"Do you have any gamelan music?" inquired one of our group who had travelled extensively in Asia before travelling extensively in Asia was a thing.
"We tried that," said the very friendly kitchenhand who was wandering from table to table in his apron (he is, it turned out, the son of one of the chefs, and perhaps he was auditioning for the main role: "Have you guys been here before or is this you guys' first time?" he asked, proving that he has a perfect command of New Zealand English). "We tried [the gamelan]," he said. "The punters couldn't stand it. Said it was doing their head in."
As is usual in these situations, my dining companions left me to do all the ordering, an unenviable assignment given that their combined "don't eat", "can't eat" and "don't like" lists covered many of the high points on the menu.

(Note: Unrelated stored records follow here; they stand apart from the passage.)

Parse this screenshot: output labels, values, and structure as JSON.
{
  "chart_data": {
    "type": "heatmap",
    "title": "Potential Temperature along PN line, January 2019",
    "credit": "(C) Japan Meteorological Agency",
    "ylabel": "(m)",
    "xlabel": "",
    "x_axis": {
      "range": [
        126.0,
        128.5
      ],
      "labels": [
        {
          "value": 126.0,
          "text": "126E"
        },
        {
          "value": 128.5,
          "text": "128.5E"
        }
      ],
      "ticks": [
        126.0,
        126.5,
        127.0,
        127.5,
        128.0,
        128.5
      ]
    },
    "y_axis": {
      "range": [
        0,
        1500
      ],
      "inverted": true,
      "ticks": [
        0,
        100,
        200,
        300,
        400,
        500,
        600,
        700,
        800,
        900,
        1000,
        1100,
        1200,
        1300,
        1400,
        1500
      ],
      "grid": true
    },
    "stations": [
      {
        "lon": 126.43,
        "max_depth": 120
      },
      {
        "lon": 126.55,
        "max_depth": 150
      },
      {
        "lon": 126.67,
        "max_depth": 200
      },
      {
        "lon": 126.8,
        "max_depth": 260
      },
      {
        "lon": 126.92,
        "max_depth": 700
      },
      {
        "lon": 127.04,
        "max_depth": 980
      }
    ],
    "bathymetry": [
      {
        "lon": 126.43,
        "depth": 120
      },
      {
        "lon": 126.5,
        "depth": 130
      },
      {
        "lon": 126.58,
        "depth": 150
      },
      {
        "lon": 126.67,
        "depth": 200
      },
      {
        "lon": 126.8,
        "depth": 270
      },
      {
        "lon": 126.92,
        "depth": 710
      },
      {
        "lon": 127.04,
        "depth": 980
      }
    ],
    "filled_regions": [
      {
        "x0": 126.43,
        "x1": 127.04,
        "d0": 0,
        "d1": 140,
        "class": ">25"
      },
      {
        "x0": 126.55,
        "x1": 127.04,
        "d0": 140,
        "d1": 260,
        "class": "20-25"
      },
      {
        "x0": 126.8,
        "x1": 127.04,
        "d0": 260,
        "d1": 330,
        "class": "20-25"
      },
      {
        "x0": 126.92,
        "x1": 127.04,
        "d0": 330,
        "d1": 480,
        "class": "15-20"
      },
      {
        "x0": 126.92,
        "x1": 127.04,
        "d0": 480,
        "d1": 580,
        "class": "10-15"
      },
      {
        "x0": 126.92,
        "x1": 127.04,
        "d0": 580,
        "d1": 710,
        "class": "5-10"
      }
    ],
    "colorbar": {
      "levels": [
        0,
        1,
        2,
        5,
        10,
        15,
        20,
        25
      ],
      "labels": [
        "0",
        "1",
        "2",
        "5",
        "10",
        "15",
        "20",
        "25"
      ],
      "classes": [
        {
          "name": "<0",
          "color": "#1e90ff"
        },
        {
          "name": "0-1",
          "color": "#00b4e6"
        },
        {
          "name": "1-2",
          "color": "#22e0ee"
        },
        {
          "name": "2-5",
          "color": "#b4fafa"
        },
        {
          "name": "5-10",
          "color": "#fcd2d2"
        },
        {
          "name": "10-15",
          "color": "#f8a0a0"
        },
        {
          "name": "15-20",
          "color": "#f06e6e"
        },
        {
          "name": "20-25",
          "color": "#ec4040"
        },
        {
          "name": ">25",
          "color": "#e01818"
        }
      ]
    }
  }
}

Making matters slightly worse was that the duck mee jawa, the Malaysian street-hawker classic of meat with egg noodles, tomato, hard-boiled egg and tofu, was not available.
Commendably, since it is uncommon in Asian restaurants here, the pork and chicken are free-farmed, the waitress told me, so I managed to come up with a reasonable assortment, first checking with her whether we had ordered enough for 30 rather than three.
Vegetable spring rolls, though deep-fried, were remarkably ungreasy and a shared bowl of wonton soup, with fresh herbs lending a Vietnamese inflection, was quickly dispatched.
I'd steered clear of a pad thai, a dish I've never much cared for since it so often resembles a homogenous gloop, in favour of a fish concoction using trevally. The sauce, flavoured with lemongrass, ginger flower, green chilli, mint and okra was most tasty without being fiery hot.
I have no idea why a squid dish earned the name Golden Shield, but it was marked out as a signature dish so we had to have it: the squid was flash-fried so as to remain superbly tender and chilli jam, piqued with kaffir lime added a pleasing kick. We tore off chunks of roti canai, the buttery Southeast Asian version of the Indian roti, to mop up the juices.
Best of all was the tau yu bak, a dish that originates in China's Fujian province but no doubt bearing the traces of its passage through Malaysia: pork belly slow-braised with sugar and dark soy sauce gains added texture from tofu and flavour from shiitake mushrooms, cinnamon and star anise.
By this time, we were pretty much done for and no one could manage pudding, particularly since the only conspicuously exotic option was banana fritter by its Indonesian street food name pisang goreng. But this modest and unpretentious eatery had given a good account of itself.
Our young apron-clad spruiker told me the main competition is the fish and chip shop up the road. If you ask me - and I mean no disrespect to the chippy - the one-fish-and-a-scoop brigade don't know what they're missing.
Bites $8-$10; mains $17-$25; sides $4-$10; desserts $8-$10.